The authors also reported differences with respect to cancer diagnoses between the arms, mostly driven by differences in breast cancer, but the number of patients with stage IV disease was similar in both groups, as were comorbidities. Although no differences in survival were found between the groups, patients were selected on the basis of having died within 12 months of diagnosis, said Dr. Patel, so there was limited variability in the cohort.

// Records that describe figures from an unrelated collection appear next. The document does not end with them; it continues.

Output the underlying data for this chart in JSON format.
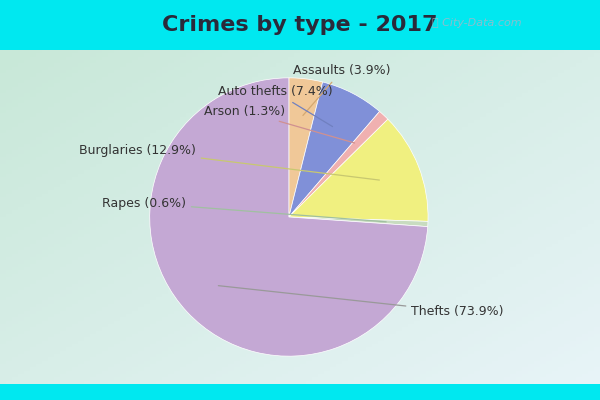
{
  "title": "Crimes by type - 2017",
  "slices": [
    {
      "label": "Thefts",
      "pct": 73.9,
      "color": "#c4a8d4"
    },
    {
      "label": "Rapes",
      "pct": 0.6,
      "color": "#c8dcc0"
    },
    {
      "label": "Burglaries",
      "pct": 12.9,
      "color": "#f0f080"
    },
    {
      "label": "Arson",
      "pct": 1.3,
      "color": "#f0b0b0"
    },
    {
      "label": "Auto thefts",
      "pct": 7.4,
      "color": "#8090d8"
    },
    {
      "label": "Assaults",
      "pct": 3.9,
      "color": "#f0c898"
    }
  ],
  "bg_cyan": "#00e8f0",
  "bg_main_tl": "#c8e8d8",
  "bg_main_br": "#e8f4f8",
  "title_fontsize": 16,
  "label_fontsize": 9,
  "title_color": "#2a2a3a",
  "label_color": "#333333",
  "top_bar_height": 0.125,
  "bottom_bar_height": 0.04,
  "watermark": "City-Data.com"
}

Nevertheless, researchers found significant differences in health-care utilization, with statistically significant greater hospice use among the intervention group and lower emergency department use in the last month of life. Patients in the intervention group also had lower mean inpatient admissions than the control arm. In addition, researchers identified differences in terms of the percentage of patients who died in acute care facilities (37% in the intervention group vs 63% in the control group; P = .02).

Finally, researchers reported significantly lower median total health-care costs from diagnosis until death for patients receiving the intervention vs the control. This finding translated to a nearly $7,000 per-patient difference in total costs. 

DISCLOSURE: This study was sponsored by the National Institutes of Health. Dr. Patel reported no conflicts of interest.

REFERENCE

1. Patel MI, Ramirez D, Agajanian R, et al: Enhancing community capacity to deliver value-based cancer care at the end-of-life. 2019 ASCO Quality Care Symposium. Abstract 4. Presented September 7, 2019.